Женщина раскрыла книгу. Стала искать.
— А в чем дело-то? — спросила она, неохотно переворачивая страницы.
— Если не отправлен, тогда… Знаете, изменились обстоятельства. Вы, пожалуйста, вычеркните, вычеркните…
Дубцов даже показал от нетерпения, как вычеркивают из реестров не подлежащие отправке грузы. Женщина перевернула третью страницу.
— Да отправлен ваш груз. Давно отправлен, — успокоила она Дубцова.
…Пора и им было в Москву. Областной театр тоже заканчивал гастроли и упаковывал декорации. У актеров было много хлопот, и Дубцов почти не видел Веру. Перед отлетом он забежал к подругам. Застал Полину.
— Ну, кума, попрощаемся?
— Кошмарики! Какой торжественный! А за спиной цветы?
— Нет, послание…
Полина лишь взглянула на конверт:
— Верке, что ли?
— Передашь?
Так и не дождавшись, чтобы Полина взяла из его рук конверт, Дубцов положил его на подзеркальник, рядом с фотографией Игорька.
— А разве ты ее не увидишь?! Она в театре, сейчас вернется!
— Нет…
— Господи, ты тысячу раз успеешь, во сколько у тебя самолет?!
— Нет, не надо, — сказал Дубцов, — И для нее, и для меня… Для нас лучше…
— Понятно…
— Ну как тебе объяснить! Словом…
— Понятно, понятно, дуб зеленый! — сказала Полина.
Официанты сбрасывают снег с веранды кафе, цинковые лопаты блестят на солнце, и их ручки — деревянные, только что выстроганные, и вся зима такая — едва началась, снег мокрый, но уже напух, подушкой придавил асфальт, и Чистые пруды словно обстеганы льдом, свежи афиши у «Современника», и лишь угрюмец Дубцов как человек в футляре…
Уже много месяцев как он вернулся с Сахалина, и вроде бы пошло все по-прежнему, по-московски: копался в музейных фондах, заполнял научные карточки. Но перед глазами стояло и стояло — Сахалин, гостиница, актрисочка эта… Странная, теплая боль обжимала сердце, ком подступал к горлу. Так и жил с этой занозой. Хорошо, удастся на время забыть о ней, а то ведь ныла и пыла, и каждую секунду знал, чувствовал: здесь она.

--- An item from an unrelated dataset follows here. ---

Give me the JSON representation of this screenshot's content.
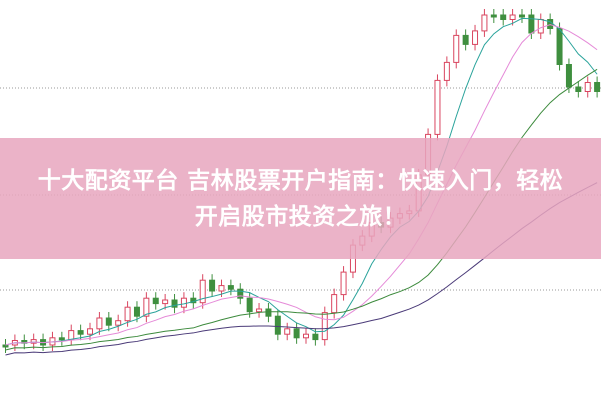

«Что делать? Лететь? Но ведь глупо же…» — думал он. Ну куда он полетит! У него жена, дом, работа! Между ними тысячи километров, они живут разными жизнями. И, главное, что ему эта актрисочка?! Что она ему?! Что?!
СЕНТИМЕНТАЛЬНЫЕ УТРАТЫ
Только что затих дождь. Жена всегда ставит под сточный желоб террасы цинковую ванну, чтобы набрать дождевой воды, и мне видно, как срываются с крыши сплющенные ветром капли, бьют по плавающим в ванне желудям, и желуди вздрагивают, словно поплавки, а вода уже переливает через край, на кирпичи садовой дорожки.
Свежеет воздух, и сейчас жена велит мне гулять. Я поворчу, поморщусь, но затем опущу крышку старенького пианино, на котором играл все утро, и отправлюсь через дачный поселок в лес. Будет парить от просыхающих шиферных крыш, в трещинах деревянных заборов будет блестеть дождевая вода, а из-под перекинутого через канаву мостика хлестать захлебывающийся, мутный и вспухший ручей.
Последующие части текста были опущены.